28 September, 1944      0925
My dearest darling –

First – excuse me for the hurried V-mail written last nite, dear, but I did want to get something off to you before the day was over. Yesterday was Yom Kippur and about 9 of us headed back to Corps headquarters where services were to be held. We had to cross a ford at one point and the recent rain swelled all the creeks – the result being that both jeeps got stuck and then some! Poor ‘Wilma’ – she really got covered with mud. She was a mess, but then – before it was all over – so was I. We finally got help from a large truck which had to winch us out. We were quite late at this point but continued on our way and did manage to get to our destination before the services were over.
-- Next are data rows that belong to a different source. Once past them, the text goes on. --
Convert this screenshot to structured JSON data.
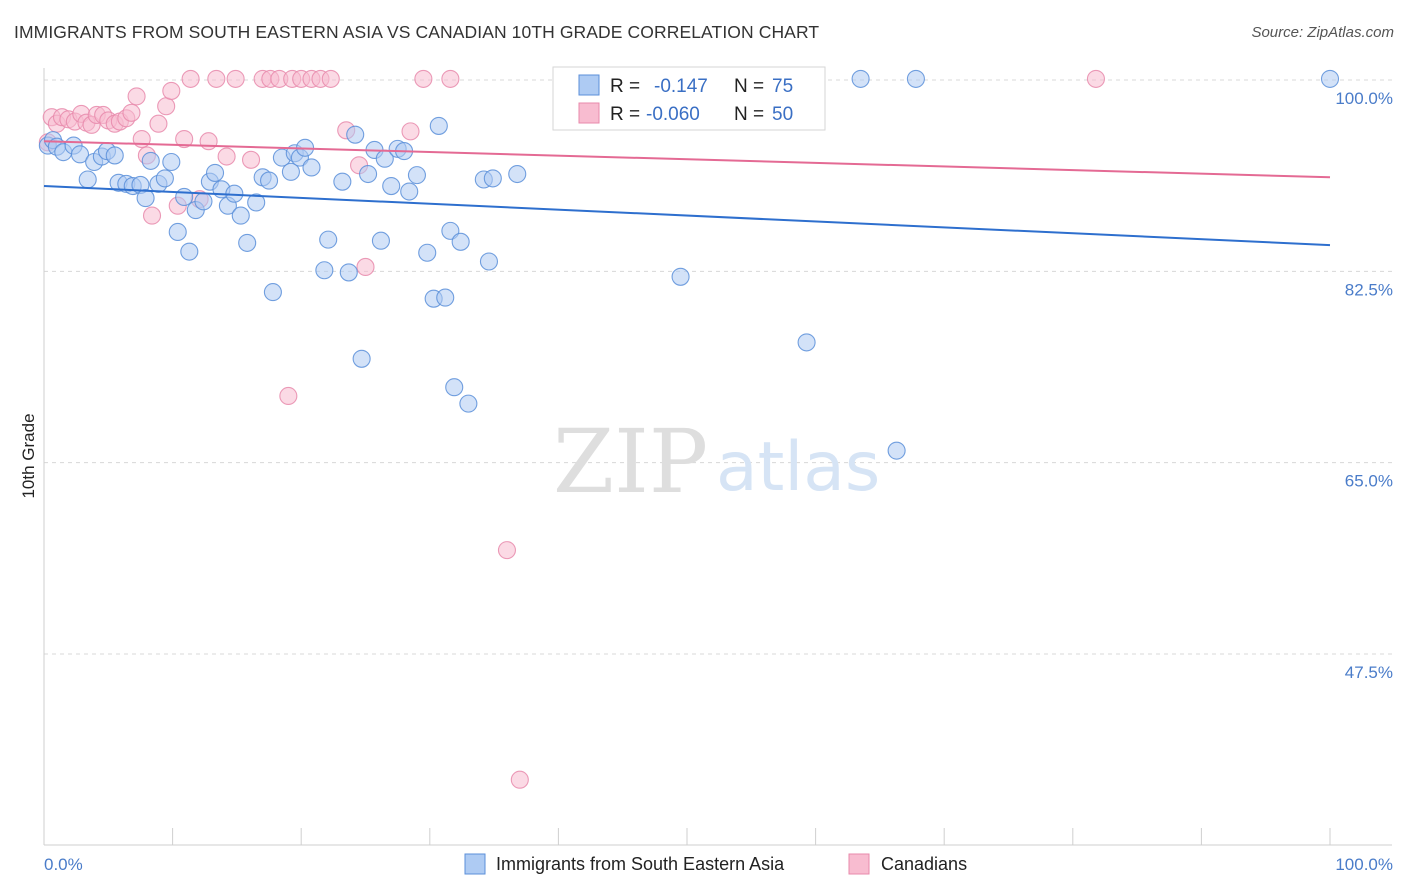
{
  "title": "IMMIGRANTS FROM SOUTH EASTERN ASIA VS CANADIAN 10TH GRADE CORRELATION CHART",
  "source": "Source: ZipAtlas.com",
  "watermark": {
    "zip": "ZIP",
    "atlas": "atlas"
  },
  "colors": {
    "blue_fill": "#aecbf3",
    "blue_stroke": "#5b8fd9",
    "blue_line": "#2e6fce",
    "pink_fill": "#f8bcd0",
    "pink_stroke": "#e88aab",
    "pink_line": "#e46a94",
    "tick_text": "#4a7cc9",
    "grid": "#d8d8d8"
  },
  "stats": {
    "r_label": "R =",
    "n_label": "N =",
    "rows": [
      {
        "series": "blue",
        "r": "-0.147",
        "n": "75"
      },
      {
        "series": "pink",
        "r": "-0.060",
        "n": "50"
      }
    ]
  },
  "chart_data": {
    "type": "scatter",
    "title": "IMMIGRANTS FROM SOUTH EASTERN ASIA VS CANADIAN 10TH GRADE CORRELATION CHART",
    "xlabel": "",
    "ylabel": "10th Grade",
    "xlim": [
      0,
      100
    ],
    "ylim": [
      32.5,
      101.5
    ],
    "x_tick_labels": [
      "0.0%",
      "100.0%"
    ],
    "y_ticks": [
      {
        "value": 100.0,
        "label": "100.0%"
      },
      {
        "value": 82.5,
        "label": "82.5%"
      },
      {
        "value": 65.0,
        "label": "65.0%"
      },
      {
        "value": 47.5,
        "label": "47.5%"
      }
    ],
    "grid": true,
    "legend_position": "bottom-center",
    "series": [
      {
        "name": "Immigrants from South Eastern Asia",
        "color": "blue",
        "trend": {
          "x": [
            0,
            100
          ],
          "y": [
            90.3,
            84.9
          ]
        },
        "points": [
          {
            "x": 0.3,
            "y": 94.0
          },
          {
            "x": 0.7,
            "y": 94.5
          },
          {
            "x": 1.0,
            "y": 93.9
          },
          {
            "x": 1.5,
            "y": 93.4
          },
          {
            "x": 2.3,
            "y": 94.0
          },
          {
            "x": 2.8,
            "y": 93.2
          },
          {
            "x": 3.4,
            "y": 90.9
          },
          {
            "x": 3.9,
            "y": 92.5
          },
          {
            "x": 4.5,
            "y": 93.0
          },
          {
            "x": 4.9,
            "y": 93.5
          },
          {
            "x": 5.5,
            "y": 93.1
          },
          {
            "x": 5.8,
            "y": 90.6
          },
          {
            "x": 6.4,
            "y": 90.5
          },
          {
            "x": 6.9,
            "y": 90.3
          },
          {
            "x": 7.5,
            "y": 90.4
          },
          {
            "x": 7.9,
            "y": 89.2
          },
          {
            "x": 8.3,
            "y": 92.6
          },
          {
            "x": 8.9,
            "y": 90.5
          },
          {
            "x": 9.4,
            "y": 91.0
          },
          {
            "x": 9.9,
            "y": 92.5
          },
          {
            "x": 10.4,
            "y": 86.1
          },
          {
            "x": 10.9,
            "y": 89.3
          },
          {
            "x": 11.3,
            "y": 84.3
          },
          {
            "x": 11.8,
            "y": 88.1
          },
          {
            "x": 12.4,
            "y": 88.9
          },
          {
            "x": 12.9,
            "y": 90.7
          },
          {
            "x": 13.3,
            "y": 91.5
          },
          {
            "x": 13.8,
            "y": 90.0
          },
          {
            "x": 14.3,
            "y": 88.5
          },
          {
            "x": 14.8,
            "y": 89.6
          },
          {
            "x": 15.3,
            "y": 87.6
          },
          {
            "x": 15.8,
            "y": 85.1
          },
          {
            "x": 16.5,
            "y": 88.8
          },
          {
            "x": 17.0,
            "y": 91.1
          },
          {
            "x": 17.5,
            "y": 90.8
          },
          {
            "x": 17.8,
            "y": 80.6
          },
          {
            "x": 18.5,
            "y": 92.9
          },
          {
            "x": 19.2,
            "y": 91.6
          },
          {
            "x": 19.5,
            "y": 93.3
          },
          {
            "x": 19.9,
            "y": 92.9
          },
          {
            "x": 20.3,
            "y": 93.8
          },
          {
            "x": 20.8,
            "y": 92.0
          },
          {
            "x": 21.8,
            "y": 82.6
          },
          {
            "x": 22.1,
            "y": 85.4
          },
          {
            "x": 23.2,
            "y": 90.7
          },
          {
            "x": 23.7,
            "y": 82.4
          },
          {
            "x": 24.2,
            "y": 95.0
          },
          {
            "x": 24.7,
            "y": 74.5
          },
          {
            "x": 25.2,
            "y": 91.4
          },
          {
            "x": 25.7,
            "y": 93.6
          },
          {
            "x": 26.2,
            "y": 85.3
          },
          {
            "x": 26.5,
            "y": 92.8
          },
          {
            "x": 27.0,
            "y": 90.3
          },
          {
            "x": 27.5,
            "y": 93.7
          },
          {
            "x": 28.0,
            "y": 93.5
          },
          {
            "x": 28.4,
            "y": 89.8
          },
          {
            "x": 29.0,
            "y": 91.3
          },
          {
            "x": 29.8,
            "y": 84.2
          },
          {
            "x": 30.3,
            "y": 80.0
          },
          {
            "x": 30.7,
            "y": 95.8
          },
          {
            "x": 31.2,
            "y": 80.1
          },
          {
            "x": 31.6,
            "y": 86.2
          },
          {
            "x": 31.9,
            "y": 71.9
          },
          {
            "x": 32.4,
            "y": 85.2
          },
          {
            "x": 33.0,
            "y": 70.4
          },
          {
            "x": 34.2,
            "y": 90.9
          },
          {
            "x": 34.6,
            "y": 83.4
          },
          {
            "x": 34.9,
            "y": 91.0
          },
          {
            "x": 36.8,
            "y": 91.4
          },
          {
            "x": 49.5,
            "y": 82.0
          },
          {
            "x": 59.3,
            "y": 76.0
          },
          {
            "x": 63.5,
            "y": 100.1
          },
          {
            "x": 66.3,
            "y": 66.1
          },
          {
            "x": 67.8,
            "y": 100.1
          },
          {
            "x": 100.0,
            "y": 100.1
          }
        ]
      },
      {
        "name": "Canadians",
        "color": "pink",
        "trend": {
          "x": [
            0,
            100
          ],
          "y": [
            94.4,
            91.1
          ]
        },
        "points": [
          {
            "x": 0.3,
            "y": 94.3
          },
          {
            "x": 0.6,
            "y": 96.6
          },
          {
            "x": 1.0,
            "y": 96.0
          },
          {
            "x": 1.4,
            "y": 96.6
          },
          {
            "x": 1.9,
            "y": 96.4
          },
          {
            "x": 2.4,
            "y": 96.2
          },
          {
            "x": 2.9,
            "y": 96.9
          },
          {
            "x": 3.3,
            "y": 96.1
          },
          {
            "x": 3.7,
            "y": 95.9
          },
          {
            "x": 4.1,
            "y": 96.8
          },
          {
            "x": 4.6,
            "y": 96.8
          },
          {
            "x": 5.0,
            "y": 96.3
          },
          {
            "x": 5.5,
            "y": 96.0
          },
          {
            "x": 5.9,
            "y": 96.2
          },
          {
            "x": 6.4,
            "y": 96.5
          },
          {
            "x": 6.8,
            "y": 97.0
          },
          {
            "x": 7.2,
            "y": 98.5
          },
          {
            "x": 7.6,
            "y": 94.6
          },
          {
            "x": 8.0,
            "y": 93.1
          },
          {
            "x": 8.4,
            "y": 87.6
          },
          {
            "x": 8.9,
            "y": 96.0
          },
          {
            "x": 9.5,
            "y": 97.6
          },
          {
            "x": 9.9,
            "y": 99.0
          },
          {
            "x": 10.4,
            "y": 88.5
          },
          {
            "x": 10.9,
            "y": 94.6
          },
          {
            "x": 11.4,
            "y": 100.1
          },
          {
            "x": 12.1,
            "y": 89.1
          },
          {
            "x": 12.8,
            "y": 94.4
          },
          {
            "x": 13.4,
            "y": 100.1
          },
          {
            "x": 14.2,
            "y": 93.0
          },
          {
            "x": 14.9,
            "y": 100.1
          },
          {
            "x": 16.1,
            "y": 92.7
          },
          {
            "x": 17.0,
            "y": 100.1
          },
          {
            "x": 17.6,
            "y": 100.1
          },
          {
            "x": 18.3,
            "y": 100.1
          },
          {
            "x": 19.0,
            "y": 71.1
          },
          {
            "x": 19.3,
            "y": 100.1
          },
          {
            "x": 20.0,
            "y": 100.1
          },
          {
            "x": 20.8,
            "y": 100.1
          },
          {
            "x": 21.5,
            "y": 100.1
          },
          {
            "x": 22.3,
            "y": 100.1
          },
          {
            "x": 23.5,
            "y": 95.4
          },
          {
            "x": 24.5,
            "y": 92.2
          },
          {
            "x": 25.0,
            "y": 82.9
          },
          {
            "x": 28.5,
            "y": 95.3
          },
          {
            "x": 29.5,
            "y": 100.1
          },
          {
            "x": 31.6,
            "y": 100.1
          },
          {
            "x": 36.0,
            "y": 57.0
          },
          {
            "x": 37.0,
            "y": 36.0
          },
          {
            "x": 81.8,
            "y": 100.1
          }
        ]
      }
    ]
  }
}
Jeep in the mud in Huertgen Forest
(Occupants unknown)

I prayed hard, sweetheart, for everything that we both want so much and I’m certain that we’ll have it all some day. Incidentally the B.B.C. made a recording of the services and I assume that it was or will be re-broadcast.

In the p.m. the Colonel asked me to go on reconnaissance with another officer to look for a new C.P. – preferably indoors. That suited me fine because the last week or so – outdoor life hasn’t been too hot. By the way, darling, I hope you don’t entertain any idea of going on camping trips after we’re married. I warn you now, dear, that will constitute grounds for divorce! Anyway – we went to a nearby town, looked up the Burgomeister and had him show us the various vacant houses in town. The mayors of these towns are not the mayors in power when the Nazis were here – but are O.K’d by the Civil Affairs outfit. The latter has done a good job. They – with the help of an Army police force – move into a town, root out the obvious Nazis and trouble-makers, lock them up, and appoint a German whom – they think – they can trust. We finally found places that could accommodate all the officers and men, but it took most of the p.m. We were supposed to move today – but something else turned up and we sit here in the same place, after all.
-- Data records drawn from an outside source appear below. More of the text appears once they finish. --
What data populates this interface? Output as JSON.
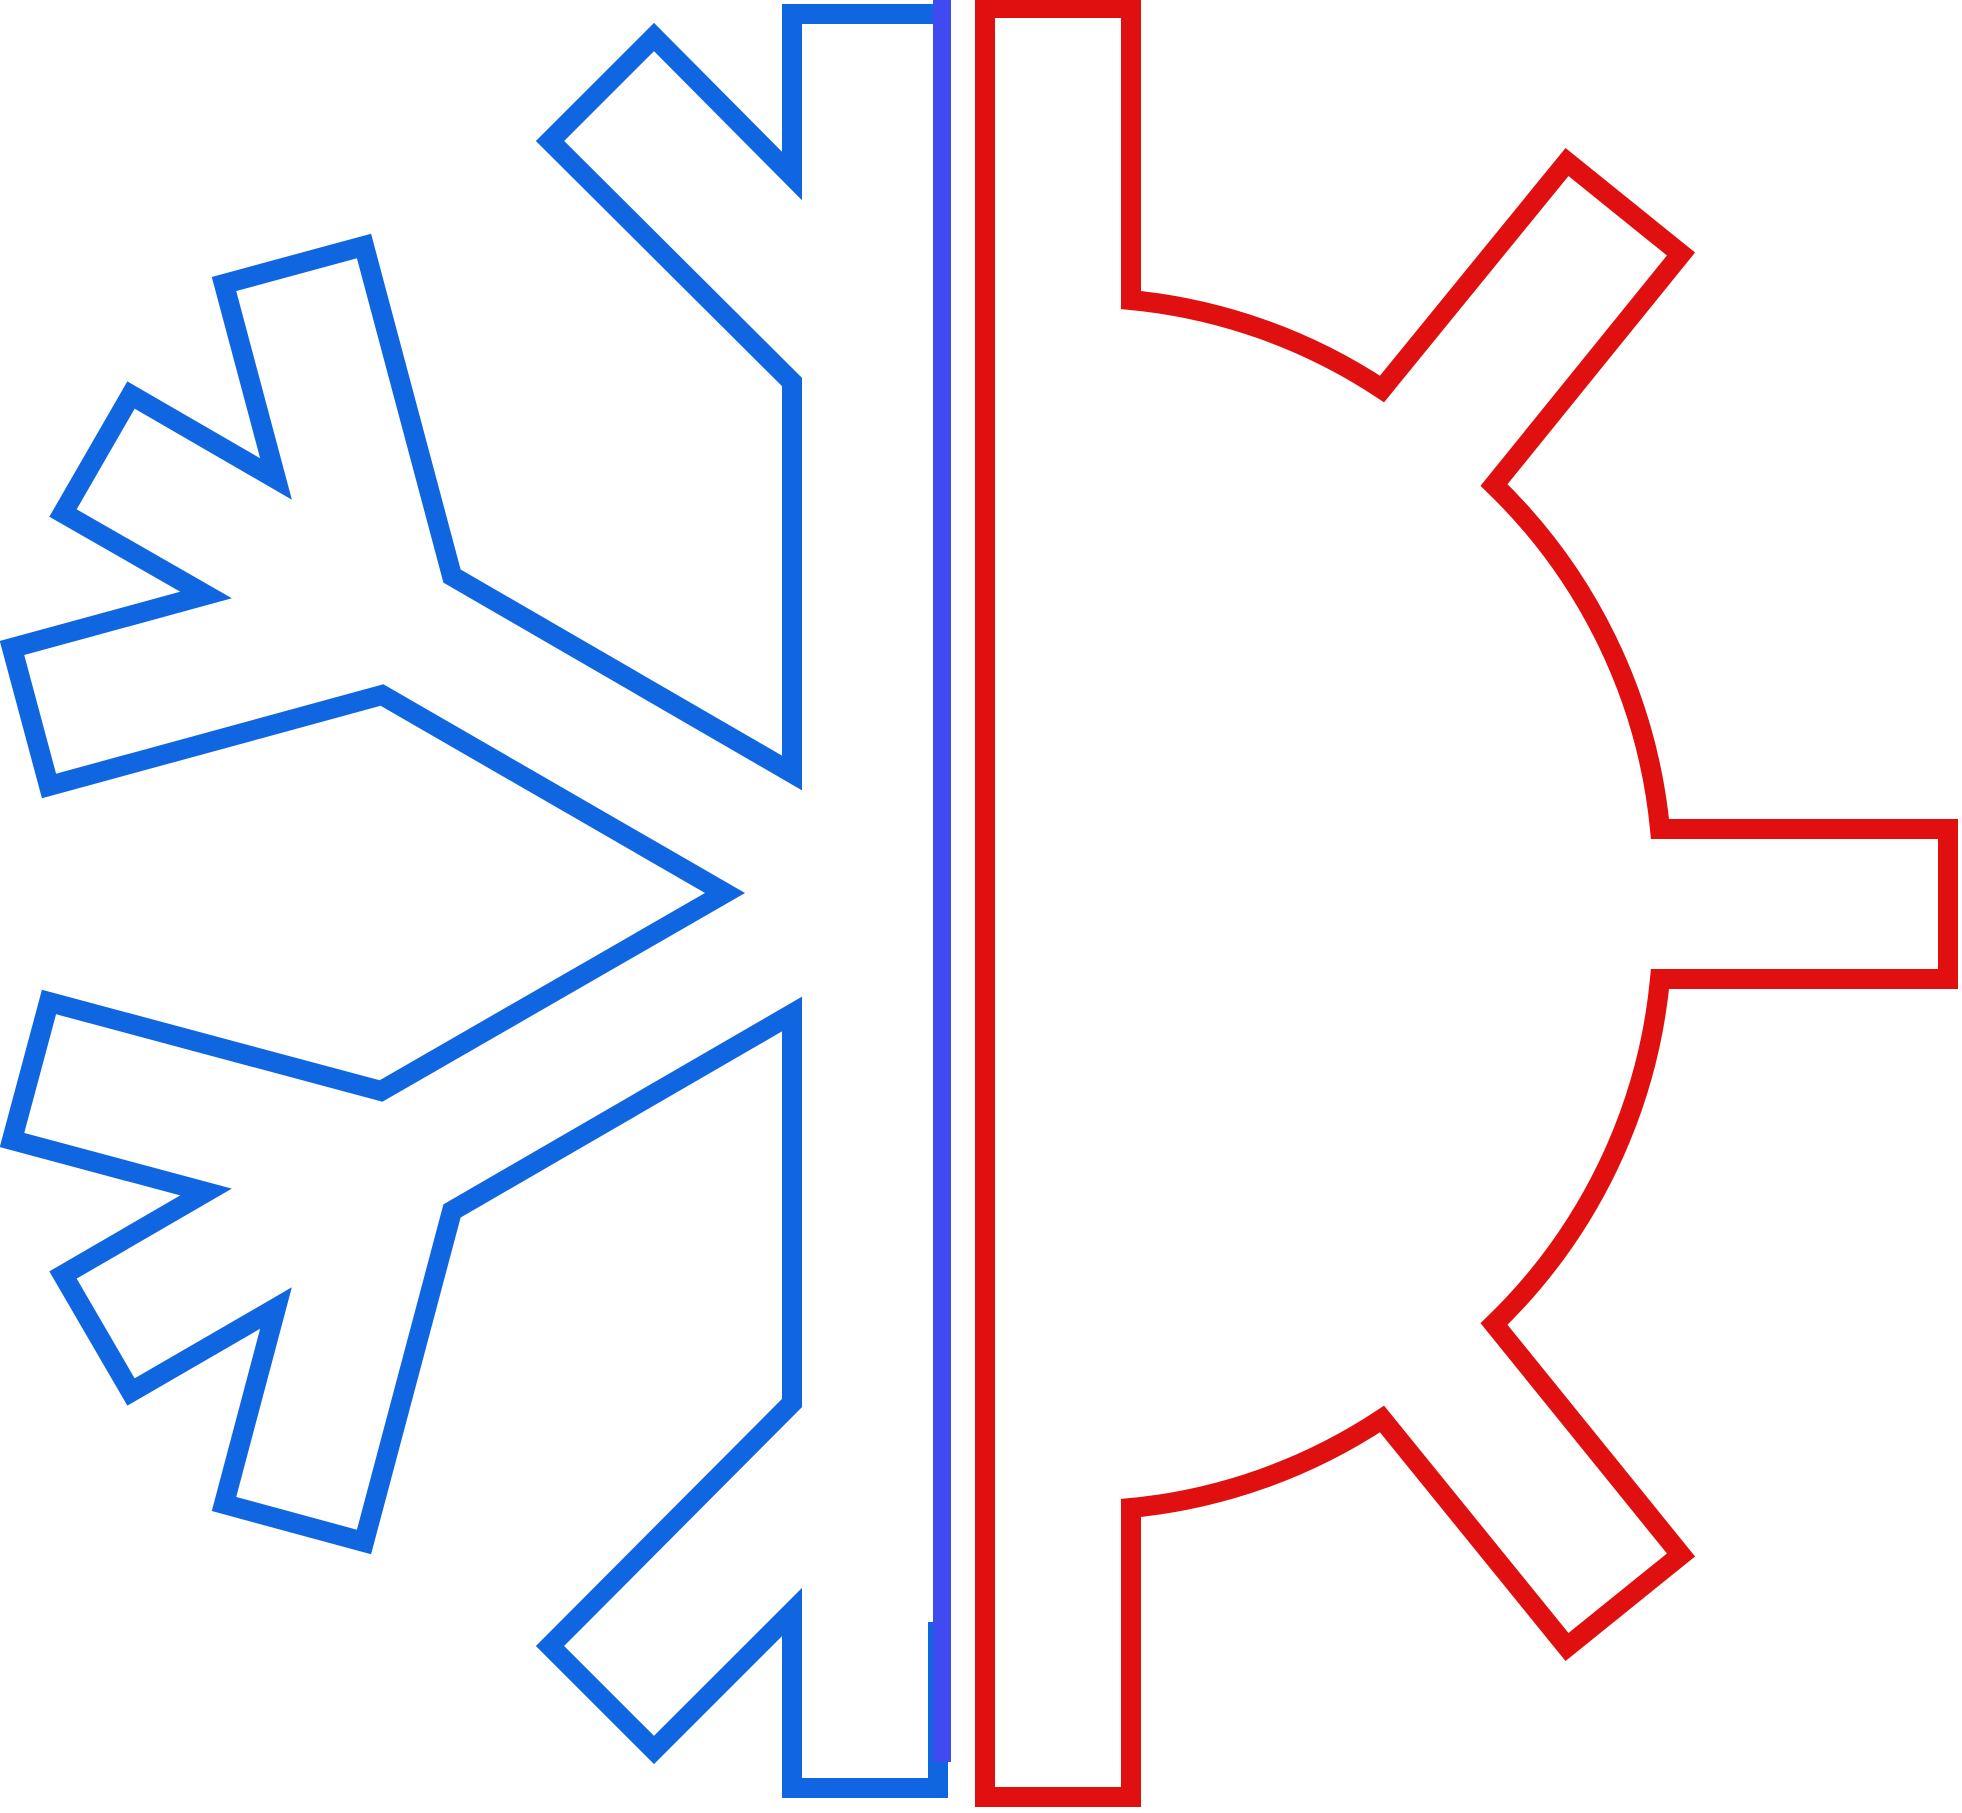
{
  "logo": {
    "left_half_icon": "snowflake-icon",
    "right_half_icon": "gear-icon"
  },
  "colors": {
    "snowflake_stroke": "#1066E0",
    "divider_stroke": "#3F4BEF",
    "gear_stroke": "#E01010",
    "background": "#FFFFFF"
  }
}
As I wrote you last nite, I found a letter of yours and 3 V-mails – all one letter, from Verna. I read them this morning – it was too dark last nite and our gasoline lantern was on the bum. Your letter, dear, was written 10 Sept – and you can see that our mail is reaching us quite late these days. Verna’s letter thanked me for writing to her personally and told me of the nice day you she and Irv had had together. I was surprised at what she had to say about Stan. Her previous letter had rather defended Stan’s failure to write and keep in contact with his friends. In this one she elaborated on his successes with the women in Washington, and with the Marksons, and then went on to say it has given him a very big head etc. I’m sorry for all that has happened to Stan because he is estranging some of his oldest and best friends – and he may want their help some day; if not help – at least comfort.
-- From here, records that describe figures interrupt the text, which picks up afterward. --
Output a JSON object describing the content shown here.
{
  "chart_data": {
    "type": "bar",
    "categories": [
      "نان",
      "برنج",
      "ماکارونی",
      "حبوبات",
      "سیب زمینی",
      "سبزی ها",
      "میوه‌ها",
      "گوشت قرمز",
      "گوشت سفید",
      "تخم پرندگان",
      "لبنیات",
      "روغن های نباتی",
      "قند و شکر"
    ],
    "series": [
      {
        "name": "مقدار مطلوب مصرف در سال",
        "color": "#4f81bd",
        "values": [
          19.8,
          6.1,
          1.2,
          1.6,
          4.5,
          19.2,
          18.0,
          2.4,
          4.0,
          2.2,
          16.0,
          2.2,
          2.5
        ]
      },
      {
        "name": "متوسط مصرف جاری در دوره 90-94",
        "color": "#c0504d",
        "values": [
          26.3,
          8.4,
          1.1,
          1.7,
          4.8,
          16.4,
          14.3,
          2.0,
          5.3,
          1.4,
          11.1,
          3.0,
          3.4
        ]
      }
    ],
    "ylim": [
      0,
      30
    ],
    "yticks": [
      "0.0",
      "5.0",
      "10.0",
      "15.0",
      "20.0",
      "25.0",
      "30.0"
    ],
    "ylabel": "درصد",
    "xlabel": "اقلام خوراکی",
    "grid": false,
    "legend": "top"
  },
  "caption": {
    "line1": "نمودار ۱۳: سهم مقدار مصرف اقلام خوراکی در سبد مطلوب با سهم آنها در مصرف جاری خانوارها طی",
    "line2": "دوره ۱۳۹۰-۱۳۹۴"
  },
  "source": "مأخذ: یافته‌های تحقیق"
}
I enjoyed your description of your elated feeling on only 1 drink – the nite you went to a ‘joint’ with Nin and Irv. I’m not worrying about marrying a souse, darling. I guess one thing neither of us will have trouble with is drinking. I like to take a drink at a party or when I’m going out – but outside of that, I don’t miss it at all.

Say, dear, you’ve really got me lined up to take care of ‘baby’. I don’t know what kind of husband I’ll make taking care of babies, but I do know I love ‘em and that’s the most important part. We’ll waste no time having a couple – what do you think?

Have to stop now, darling. One of my boys just came in to tell me the Colonel is looking for me so I’d better be going. I do love you, darling, and I hope you’re aware by now how much. These past ten months have neared you to me tremendously, and I’m glad that distance enhanced our love rather than dimmed it – as so often is the case.

For now, so long, and love to the folks.

All my everlasting love

P.S. Enclosed are a few odd notes I’ve come across.
L. G.

Route of the Question Mark

(A) Rott, Germany to (B) Raeren, Belgium (6 miles)
20 to 28 September 1944

September 28... Raeren, Belgium. A retreat back across the border because we wanted houses to live in. Comfortable rooms, electric lights, running water. The problem of looting came up for the first time, for these houses were furnished, and fraternizing became the unwritten order of the day until the M.P.s put a stop to it. Here the death of T/4 COLLINS depressed everyone, and we were issued overcoats, a sure sign of the apporch of winter.